Lessons come in many forms, ranging from the mundane to the epiphanizing. But what sort of lessons were taught in Toni Bambara’s short story “The Lesson”? What lessons would be expected from a story about children from 1970’s Harlem and a neighbor who’s enthusiastic about teaching them. The answer may resonate with some, as it is one of economic disparity.
Bambara’s story involves the narrator, Sylvia, and her groups of friends as they have a typical summer day. Much to their chagrin, their neighbor Miss Moore, wants to teach them a lesson, as she always does. She tells them about the importance of money and how they don’t have much of it. She then hails a taxi to take them from Harlem, at the time a poverty-stricken area of Manhattan, to Fifth Avenue, a world famous shopping district. Arriving at a toy store, the kids are baffled at the prices of the toys displayed; a microscope for $480, and a sailboat for $1400 strike them with their high cost. They wonder how anyone could afford such goods. In their neighborhood, $1400 could feed a family for a year. In this nieghborhood, it can get one high-quality toy. Sylvia then eyes a clown toy, this time only $35. She then imagines a scenaio where she asks her mom for the toy. Her mother goes on a tyrade, stating that the $35 could be used to pay off rent or buy a new bed. When the kids return home, Miss Moore asks them what they learned. Sugar, in a speech that the other kids blow off, states that this nation is not much of a democracy if everyone doesn’t have an equal chance at wealth. The kids then go off and play, as if the lesson never happened.

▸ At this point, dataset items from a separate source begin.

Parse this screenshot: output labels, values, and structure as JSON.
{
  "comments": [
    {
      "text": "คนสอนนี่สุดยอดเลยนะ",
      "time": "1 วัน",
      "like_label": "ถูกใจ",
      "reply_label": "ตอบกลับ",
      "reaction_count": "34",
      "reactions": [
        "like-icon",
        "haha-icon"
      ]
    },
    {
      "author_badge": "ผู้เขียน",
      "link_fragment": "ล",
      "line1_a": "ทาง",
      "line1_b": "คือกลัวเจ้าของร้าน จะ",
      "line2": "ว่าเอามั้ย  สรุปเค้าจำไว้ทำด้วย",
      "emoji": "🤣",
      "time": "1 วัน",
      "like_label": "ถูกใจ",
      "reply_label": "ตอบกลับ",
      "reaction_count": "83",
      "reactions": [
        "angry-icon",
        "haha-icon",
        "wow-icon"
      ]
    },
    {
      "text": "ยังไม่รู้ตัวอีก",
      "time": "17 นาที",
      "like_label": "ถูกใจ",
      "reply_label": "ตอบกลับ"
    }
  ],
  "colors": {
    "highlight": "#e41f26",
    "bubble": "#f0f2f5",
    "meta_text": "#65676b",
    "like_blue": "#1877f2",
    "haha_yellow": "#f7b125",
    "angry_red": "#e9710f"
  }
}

However, the lesson they learned has impacted their understanding of the world. Harlem is a historically black neighborhood in Upper Manhattan. At the time this story was written and from the writer’s life there, Harlem was in poverty and riddled with crime; it was a neighborhood that few wanted to live in. By making Sylvia and her friends go to Fifth Avenue, Miss Moore shows the ugly truth behind wealth disparity. Despite the fact that both area are on the same island, the amount of wealth they have is drastically different. For one area, $1000 can pay for many months of living. In the other, it can pay for one commodity. The kids are shown first hand how different their lives, and for things they cannot change.